Other areas of concern include training and staffing. It is reckoned by NHS England that to train the next generation of ophthalmologists there is a need for 47,000 routine cataract operations for trainees to develop their skills and competences; there are now 37,000 fewer than five years ago due to outsourcing. On average NHS hospitals are undertaking 20% fewer operations than five years ago: some trusts 40% fewer.

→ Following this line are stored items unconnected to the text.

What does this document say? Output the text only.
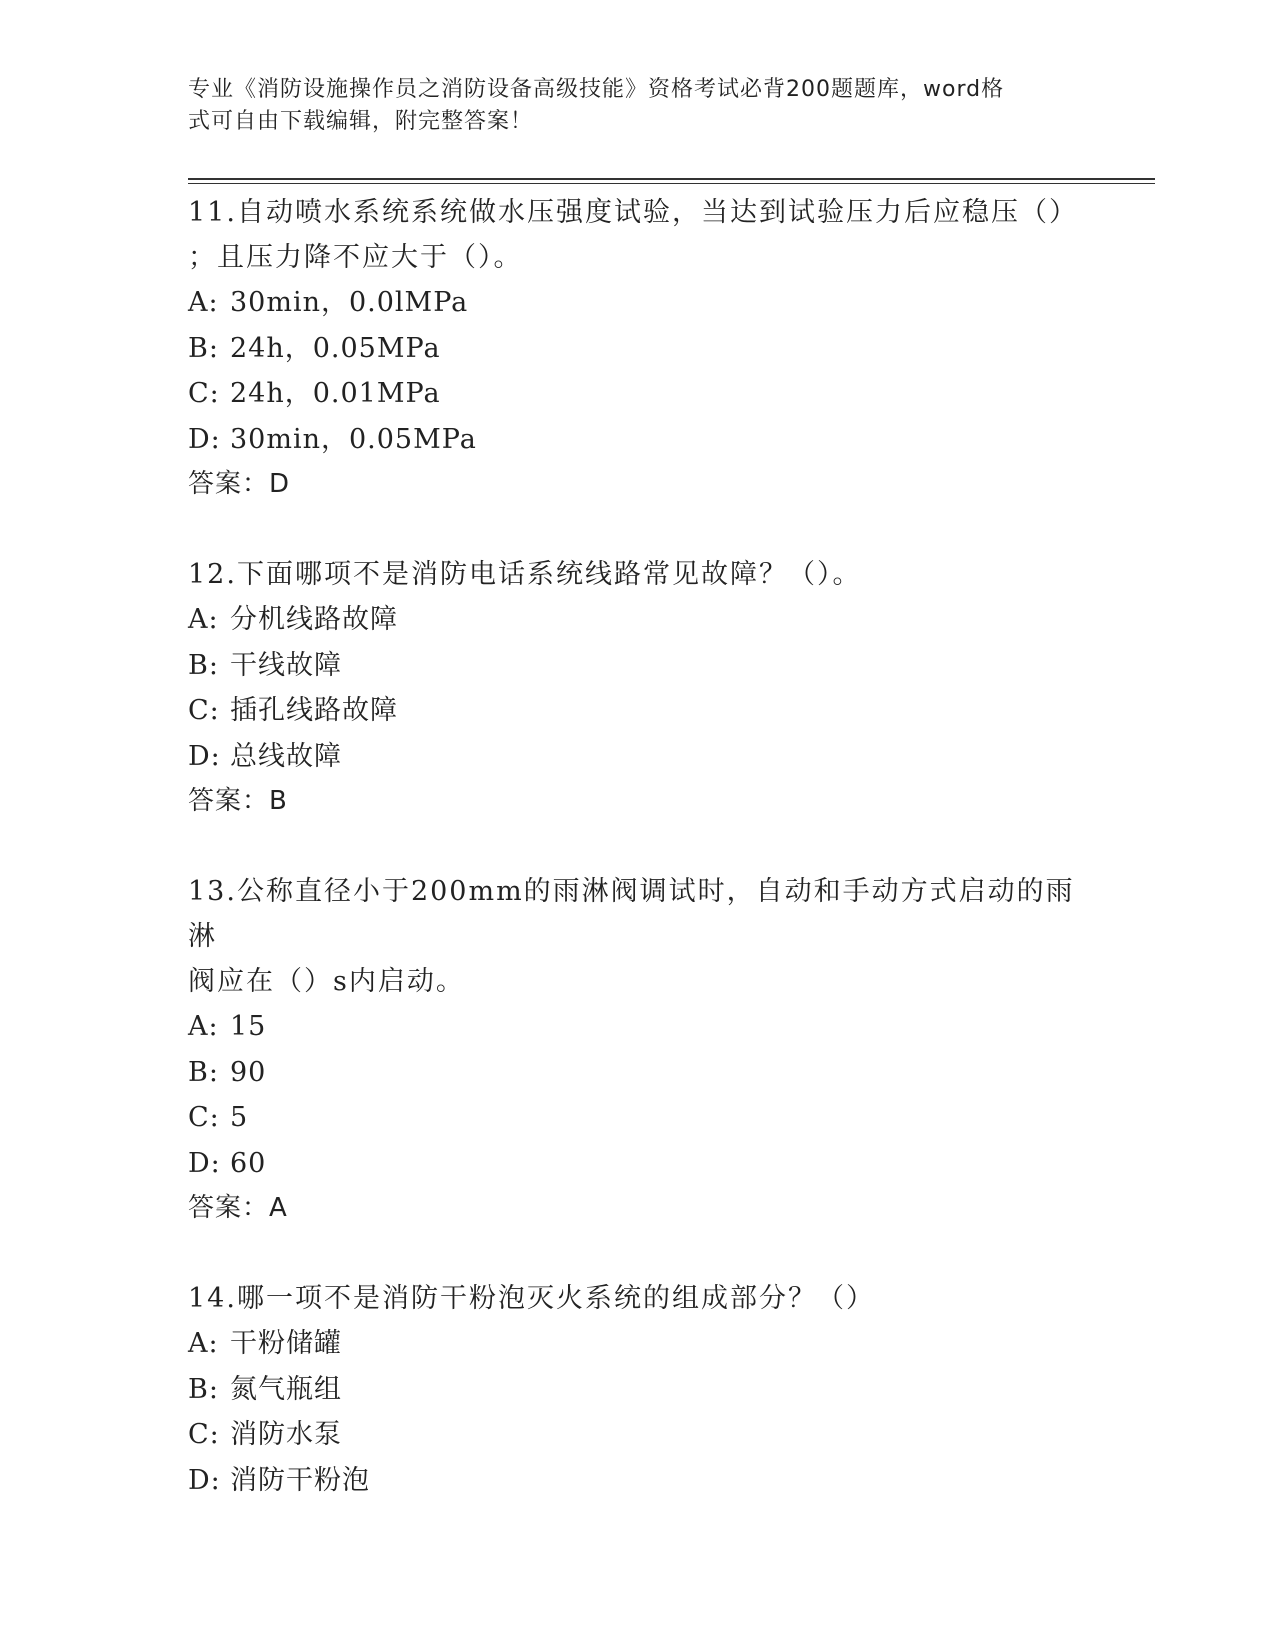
专业《消防设施操作员之消防设备高级技能》资格考试必背200题题库，word格
式可自由下载编辑，附完整答案！

11.自动喷水系统系统做水压强度试验，当达到试验压力后应稳压（）
；且压力降不应大于（）。

A: 30min，0.0lMPa

B: 24h，0.05MPa

C: 24h，0.01MPa

D: 30min，0.05MPa

答案：D

12.下面哪项不是消防电话系统线路常见故障？（）。

A: 分机线路故障

B: 干线故障

C: 插孔线路故障

D: 总线故障

答案：B

13.公称直径小于200mm的雨淋阀调试时，自动和手动方式启动的雨淋
阀应在（）s内启动。

A: 15

B: 90

C: 5

D: 60

答案：A

14.哪一项不是消防干粉泡灭火系统的组成部分？（）

A: 干粉储罐

B: 氮气瓶组

C: 消防水泵

D: 消防干粉泡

There is already a shortfall of ophthalmology consultants. As the private sector uses NHS ophthalmologists there is a reduction in the availability of staff to work in NHS hospitals.
[1] Rowland, D and Ryan, S Out of Sight – understanding the hidden impact of cataract outsourcing on NHS finances. (2024) Centre for Health and the Public Interest (CHPI)
These developments are having an impact on the financial viability of NHS Eye Departments and thus a reduction in cross-subsidies that provide for more complex eye conditions. Also, income from cataracts support emergency care and care for children.
According to CHPI there are over 100 ophthalmic consultants with shares or equipment in private clinics, and some consultants have generated millions of pounds in dividends. The system since NHS inception which allows private work was and is a fundamental flaw.
There is some evidence to suggest that high street optometrists are being offered financial incentives to refer patients to particular companies. The estimated value, according to the CHPI, to all high street optometrists is in the region of £17 -£21 million a year.
Profits leaking out of NHS funded eye care 2023/2024 (CHPI)
| NHS INTEGRATED CARE BOARD | TOTAL SPEND ON 5 EYE CARE COMPANIES £ | ESTIMATED AMOUNT OF ICB REVENUE GOING TOWARDS PROFIT £ | ESTIMATED AMOUNT OF ICB REVENUE GOING TOWARDS INTEREST ON HIGH-COST LOANS |
| Leicester, Leicestershire and Rutland | 8,493,922 | 2,733,202 | 1,203,096 |
| Northampton-shire | 5,642,928 | 1,675,669 | 871,464 |
| Nottingham | 8,654,752 | 2,667,234 | 1,776,045 |
| Derby and Derbyshire | 11,500,572 | 3,557,917 | 881,494 |
| Lincolnshire | 9,537,268 | 3,393,042 | 549,398 |
It is worth noting that the aggregate financial position of all 42 ICB’s in 2023/24 was a deficit of £109 million. Of course there are more cuts to come recently announced, though there are no budget cuts to clinical services, ICB’s are facing a mandatory 50% reduction to their running and programme costs for the 2025/26 financial year.
If profits leaked were plugged, these parts of the NHS would move from deficit to a surplus of £60 million. The government is introducing a cap on profits in the children’s care sector of 8.8%. If such a cap was implemented in the NHS it would have saved £122milion on outsourced eyecare services alone in 2023/24 and aggregate finances of the NHS ICB’s would have moved from overall deficit to an overall surplus of £12.5million (CHPI).
Apart from the view that private healthcare is morally wrong even Wes Streeting a champion of outsourcing and the private sector should surely see the economics and the counterproductive effects on the system.